1. In a large bowl mix the all but two tablespoons of the flour with the 2 ounces of cornstarch and 1 teaspoon baking powder. Season lightly with a pinch of salt and pepper.
2. Using a fork, and whisking continuously, add the beer and the water to the flour mixture until you have a thick, smooth batter. Place the batter in the fridge as 30 minutes to an hour.
3. Cut the potatoes into 1-centimeter slices, then slice these into 1-centimeter-wide chips. Place the chips into a colander and rinse under cold running water.

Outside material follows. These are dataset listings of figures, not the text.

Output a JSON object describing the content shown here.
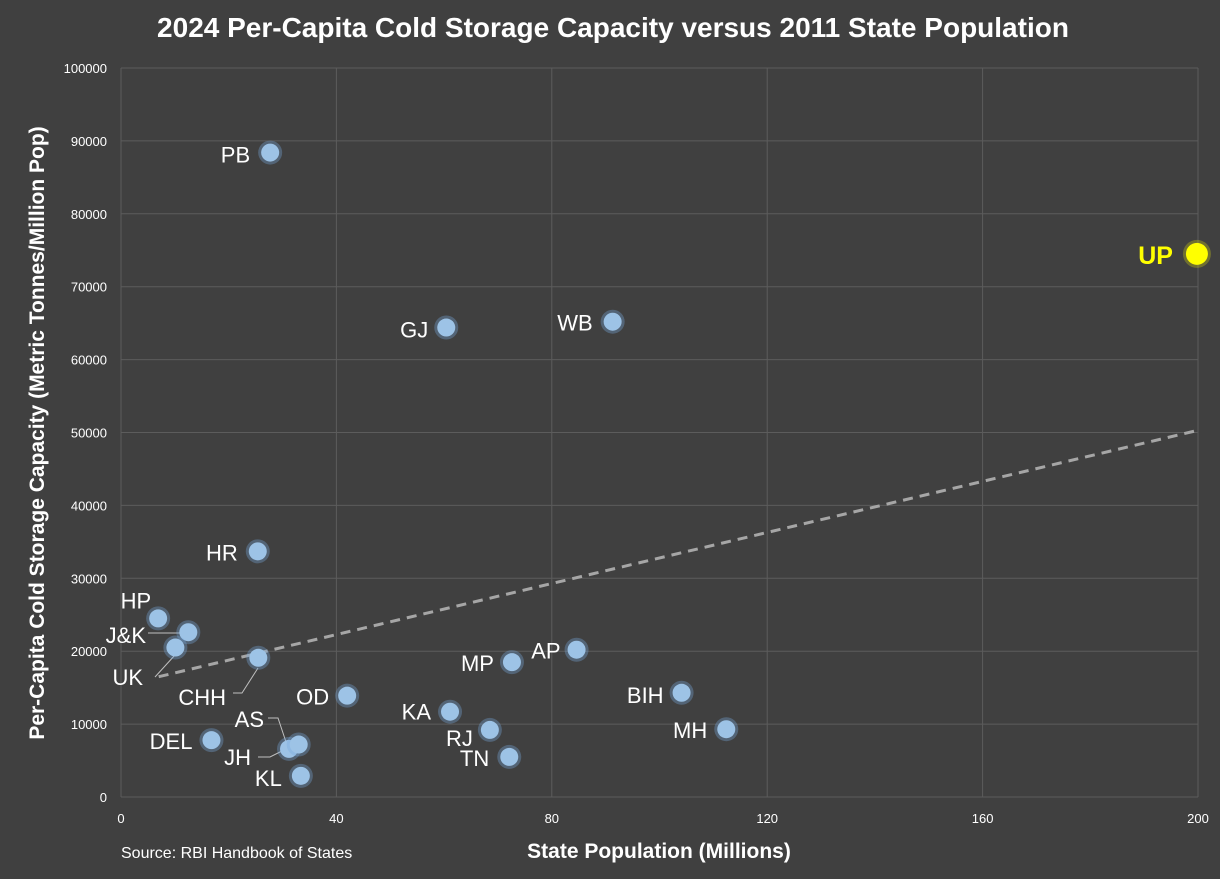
{
  "chart_data": {
    "type": "scatter",
    "title": "2024 Per-Capita Cold Storage Capacity versus 2011 State Population",
    "xlabel": "State Population (Millions)",
    "ylabel": "Per-Capita Cold Storage Capacity (Metric Tonnes/Million Pop)",
    "xlim": [
      0,
      200
    ],
    "ylim": [
      0,
      100000
    ],
    "xticks": [
      0,
      40,
      80,
      120,
      160,
      200
    ],
    "yticks": [
      0,
      10000,
      20000,
      30000,
      40000,
      50000,
      60000,
      70000,
      80000,
      90000,
      100000
    ],
    "grid": true,
    "source": "Source: RBI Handbook of States",
    "colors": {
      "background": "#404040",
      "point": "#9dc3e6",
      "highlight": "#ffff00",
      "trendline": "#a6a6a6"
    },
    "trendline": {
      "style": "dashed",
      "x": [
        7,
        200
      ],
      "y": [
        16500,
        50300
      ]
    },
    "points": [
      {
        "label": "PB",
        "x": 27.7,
        "y": 88400
      },
      {
        "label": "UP",
        "x": 199.8,
        "y": 74500,
        "highlight": true
      },
      {
        "label": "GJ",
        "x": 60.4,
        "y": 64400
      },
      {
        "label": "WB",
        "x": 91.3,
        "y": 65200
      },
      {
        "label": "HR",
        "x": 25.4,
        "y": 33700
      },
      {
        "label": "HP",
        "x": 6.9,
        "y": 24500
      },
      {
        "label": "J&K",
        "x": 12.5,
        "y": 22600
      },
      {
        "label": "UK",
        "x": 10.1,
        "y": 20500
      },
      {
        "label": "CHH",
        "x": 25.5,
        "y": 19100
      },
      {
        "label": "AP",
        "x": 84.6,
        "y": 20200
      },
      {
        "label": "MP",
        "x": 72.6,
        "y": 18500
      },
      {
        "label": "OD",
        "x": 42.0,
        "y": 13900
      },
      {
        "label": "BIH",
        "x": 104.1,
        "y": 14300
      },
      {
        "label": "KA",
        "x": 61.1,
        "y": 11700
      },
      {
        "label": "RJ",
        "x": 68.5,
        "y": 9200
      },
      {
        "label": "MH",
        "x": 112.4,
        "y": 9300
      },
      {
        "label": "DEL",
        "x": 16.8,
        "y": 7800
      },
      {
        "label": "AS",
        "x": 31.2,
        "y": 6600
      },
      {
        "label": "JH",
        "x": 33.0,
        "y": 7200
      },
      {
        "label": "TN",
        "x": 72.1,
        "y": 5500
      },
      {
        "label": "KL",
        "x": 33.4,
        "y": 2900
      }
    ]
  }
}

4. Place the washed chips into a pan of cold water, bring to boil and simmer for 3 to 4 minutes.
5. Drain and dry with kitchen paper. Keep in the fridge covered with kitchen paper until needed.
6. Lay the fish fillets on a sheet of kitchen paper Season a little sea salt.
7. Heat the oil to 250 F (121 C) in a deep-fat fryer. Blanch the chips a few handfuls in the fat for a couple of minutes. Do not brown them. Once the chips are slightly cooked remove them from the fat. Keep to one side.
8. Place the 2 tablespoons of flour reserved from the batter mix into a shallow bowl. Toss each fish fillet in the flour and shake off any excess.